Enquanto o PS puder contar com a extrema-esquerda, vai governando. O pior é que
a extrema-esquerda também já percebeu. E, depois de ser muleta, não está
pronta a suicidar-se. Foi por causa deste estilo de governo, com a mão
esquerda de manhã e a direita à tarde, que os governos socialistas de Soares,
de Guterres e de Sócrates caíram em seu tempo.
O
PS tem de facto várias identidades. Com dificuldade em assumir a
sua própria síntese (poderia ser a social-democracia de países mais
desenvolvidos), sensível à mitologia revolucionária e à ilusão estatal, muda
de roupa com facilidade. A liberdade, o pluralismo, o mercado e a
iniciativa privada levam-no a fazer políticas consideradas de direita. A
igualdade, o Estado social, o dirigismo e a empresa pública conduzem-no para a
esquerda. Quando não há síntese superior, fica este verso e reverso de
oportunidade. Até há pouco, a extrema-esquerda não entrava na equação do
governo. Verdade. Mas recorde-se que esta exclusão tinha sido ditada pelo PS.

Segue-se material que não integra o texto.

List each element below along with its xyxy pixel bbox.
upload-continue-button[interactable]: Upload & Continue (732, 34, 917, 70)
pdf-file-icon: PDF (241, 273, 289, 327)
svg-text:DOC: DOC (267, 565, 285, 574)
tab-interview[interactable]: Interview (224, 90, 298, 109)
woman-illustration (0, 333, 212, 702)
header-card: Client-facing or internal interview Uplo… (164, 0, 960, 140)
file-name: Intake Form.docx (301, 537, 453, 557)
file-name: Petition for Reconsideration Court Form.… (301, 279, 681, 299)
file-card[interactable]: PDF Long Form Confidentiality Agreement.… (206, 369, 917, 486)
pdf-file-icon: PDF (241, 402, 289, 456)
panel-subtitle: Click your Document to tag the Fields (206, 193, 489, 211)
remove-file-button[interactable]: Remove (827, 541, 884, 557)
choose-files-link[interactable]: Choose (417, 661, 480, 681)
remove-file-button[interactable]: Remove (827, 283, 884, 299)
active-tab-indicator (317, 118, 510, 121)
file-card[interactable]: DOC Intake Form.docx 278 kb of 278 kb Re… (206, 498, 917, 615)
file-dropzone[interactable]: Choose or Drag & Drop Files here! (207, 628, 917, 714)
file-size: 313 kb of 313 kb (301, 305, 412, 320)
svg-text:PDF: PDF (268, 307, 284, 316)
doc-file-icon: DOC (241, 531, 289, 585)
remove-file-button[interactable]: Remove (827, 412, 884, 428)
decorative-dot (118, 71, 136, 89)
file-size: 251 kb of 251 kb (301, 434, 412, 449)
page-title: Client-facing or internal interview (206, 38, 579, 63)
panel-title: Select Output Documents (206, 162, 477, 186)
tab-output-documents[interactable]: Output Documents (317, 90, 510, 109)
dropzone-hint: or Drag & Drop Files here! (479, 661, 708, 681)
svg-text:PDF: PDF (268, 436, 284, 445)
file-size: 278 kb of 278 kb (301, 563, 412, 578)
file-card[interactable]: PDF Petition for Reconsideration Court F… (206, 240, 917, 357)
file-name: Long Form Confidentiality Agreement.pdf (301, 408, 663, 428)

Agora, depois de acusar os "outros" da sua autoria, o PS decidiu
incluí-la na área do governo. Nada pareceu muito complicado, para um partido
que já se disse "partido marxista" e condenou a social-democracia,
que chegou a designar como "antecâmara do nazismo"!
O
episódio recente da taxa única e do salário mínimo, de ínfimos valores e
reduzida despesa, tem a importância de revelar a fraqueza dos arranjos
políticos e a fragilidade das soluções encontradas. Não se trata,
evidentemente, de uma questão de tempo. É indiferente que este governo dure
mais seis, doze ou trinta meses. O que realmente importa é a força política
e social para governar, reformar, ajudar o país a investir e preservar um
Estado social decente. O que parece faltar.
Todo
este assunto desempenhou o papel de revelador do "jogo" ou da
"jogatana", de que todos se acusaram reciprocamente. Verdade é que
uns e outros fizeram tudo para sair bem e enfraquecer o adversário. Mas é
possível medir o que podemos esperar, o que serão os próximos episódios, como
vai funcionar o governo e os governos paralelos, o Parlamento e os parlamentos
informais, a administração e as instituições alternas.
É
estranho que o governo, ao subsidiar o salário mínimo, reconheça que está a
obrigar os empresários a pagar mais do que podem. É ainda mais estranho que os
contribuintes recompensem a ineficiência das empresas que recorrem ao salário
mínimo! De qualquer maneira, o baixíssimo salário mínimo, o reduzido aumento e
o insignificante subsídio mostram bem o mísero estado em que se encontra a
economia portuguesa!
O
governo sabe e pensa que, relativamente às possibilidades e à produtividade, o
salário mínimo foi aumentado de mais. Sabe e pensa, mas foi obrigado a aceitar
imposições. O governo pensa e sabe que é errado subsidiar as empresas que pagam
o salário mínimo. Pensa e sabe, mas foi obrigado a aceitar exigências. Corrige
um erro com outro erro.
Numa
sociedade democrática, a alternativa é indispensável. A alternância também. Mas
um governo alterno de si próprio não é recomendável.
Beijo
Beijo na
face
Pede-se e dá-se:
Dá?
Que custa um beijo?
Não tenha pejo:
Vá!
Um beijo é culpa,
Que se desculpa:
Dá?
A borboleta
Beija a violeta:
Vá!
Um beijo é graça,
Que a mais não passa:
Dá?
Teme que a tente?
É inocente...
Vá!
Guardo segredo,
Não tenha medo...
Vê?
Dê-me um beijinho,
Dê de mansinho,
Dê!
Pede-se e dá-se:
Dá?
Que custa um beijo?
Não tenha pejo:
Vá!
Um beijo é culpa,
Que se desculpa:
Dá?
A borboleta
Beija a violeta:
Vá!
Um beijo é graça,
Que a mais não passa:
Dá?
Teme que a tente?
É inocente...
Vá!
Guardo segredo,
Não tenha medo...
Vê?
Dê-me um beijinho,
Dê de mansinho,
Dê!
……………………..
Como ele é doce!
Como ele trouxe,
Flor,
Paz a meu seio!
Saciar-me veio,
Amor!
Saciar-me? louco...
Um é tão pouco,
Flor!
Deixa, concede
Que eu mate a sede,
Amor!
Talvez te leve
O vento em breve,
Flor!
A vida foge,
A vida é hoje,
Amor!
Guardo segredo,
Não tenhas medo
Pois!
Um mais na face,
E a mais não passe!
Dois...
…………………..
Oh! dois? piedade!
Coisas tão boas...
Vês?
Quantas pessoas
Tem a Trindade?
Três!
Três é a conta
Certinho, e justa...
Vês?
E que te custa?
Não sejas tonta!
Três!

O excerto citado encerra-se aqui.